Moving Image IV: Floating Dots
This work is part of her Moving Images embroidery series. Evelin explains the technique on her website:
"I use conventional screen angles: Cyan 105˚, Magenta 75˚, Yellow 90˚ and Black 45˚ and prepare dot screens for cross-stitch. Works are stitched using cotton threads in CMYK colours, the intensity of colour depends on the number of strands used. The final outcome is a printed page created by hand."
I love this image showing Floating Dots from close up to distant. When I view any work in a gallery I always look at it from a series of distances. This image gives us that advantage without actually seeing the image in person. Evelin explains her intention this way:
"I attempt to create a series of motion illusions where a static image is perceived as moving. My intention is not to copy well-known examples but create new ones using three kinds of variables: colour, screen angle and cross size."

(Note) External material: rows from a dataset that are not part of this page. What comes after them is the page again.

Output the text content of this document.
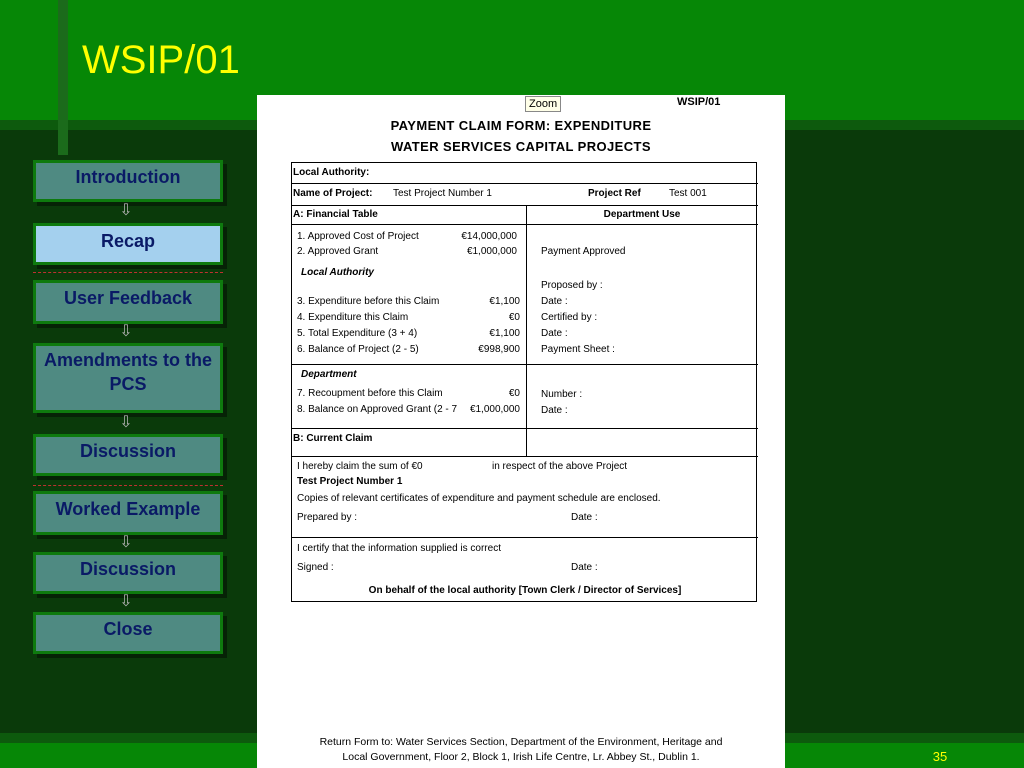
WSIP/01
35
Introduction
⇩
Recap
User Feedback
⇩
Amendments to the PCS
⇩
Discussion
Worked Example
⇩
Discussion
⇩
Close
Zoom	WSIP/01
PAYMENT CLAIM FORM: EXPENDITURE
WATER SERVICES CAPITAL PROJECTS
Local Authority:
Name of Project: Test Project Number 1	Project Ref	Test 001
A: Financial Table	Department Use
1. Approved Cost of Project	€14,000,000
2. Approved Grant	€1,000,000
Local Authority
3. Expenditure before this Claim	€1,100
4. Expenditure this Claim	€0
5. Total Expenditure (3 + 4)	€1,100
6. Balance of Project (2 - 5)	€998,900
Department
7. Recoupment before this Claim	€0
8. Balance on Approved Grant (2 - 7	€1,000,000
Payment Approved
Proposed by :
Date :
Certified by :
Date :
Payment Sheet :
Number :
Date :
B: Current Claim
I hereby claim the sum of €0	in respect of the above Project
Test Project Number 1
Copies of relevant certificates of expenditure and payment schedule are enclosed.
Prepared by :	Date :
I certify that the information supplied is correct
Signed :	Date :
On behalf of the local authority [Town Clerk / Director of Services]
Return Form to: Water Services Section, Department of the Environment, Heritage and
Local Government, Floor 2, Block 1, Irish Life Centre, Lr. Abbey St., Dublin 1.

The picture above shows a layer by layer breakdown of Moving Image II. (click on the photo to see a larger, clearer image).
Here in glorious close up is a view of her layered cross stitch technique. I think it is fascinating and fabulous. I'm thinking of incorporating this idea into some of my works as another way of providing complex texture and depth.
The above work was commissioned by Kate Spade (a New York Fashion Store) for their Year of Color project. Prints of this work are available via the Kate Spade website.
The images below come from the work Printed Matter. Evelin says:
Printed Matter is my final MA project at Central Saint Martins in London (MA Communication Design 2006–2008). It is a project about craft within the context of graphic design. My aim is to bring together craft and modern technology and explore colour in three-dimensional form. The project is based on my original CMYK cross-stitch technique.
It is a superb achievement. The many, many hours invested in this project are evident in the fine quality of the finished artwork.
I love the exploded view on the left of the image on the right. It gives a fascinating insight into her working process.
This page makes my heart skip a beat.
A progression of layers, an evolution of colour, shape and texture.
This work, Browsing Copy, I find particularly moving. It was part of a project to make use of the copies of books that are in book shops for browsing, heavily thumbed through, but always in the store, never finding themselves a home.
Dezeen Platform (2 layers shown)
And finally, her playful stitched artist profile.
I hope you have enjoyed this insight into the work of Evelin Kasikov. With only 2 days until my opening I am off to the kitchen to make a mountain of frosting which will adorn my mini cupcakes.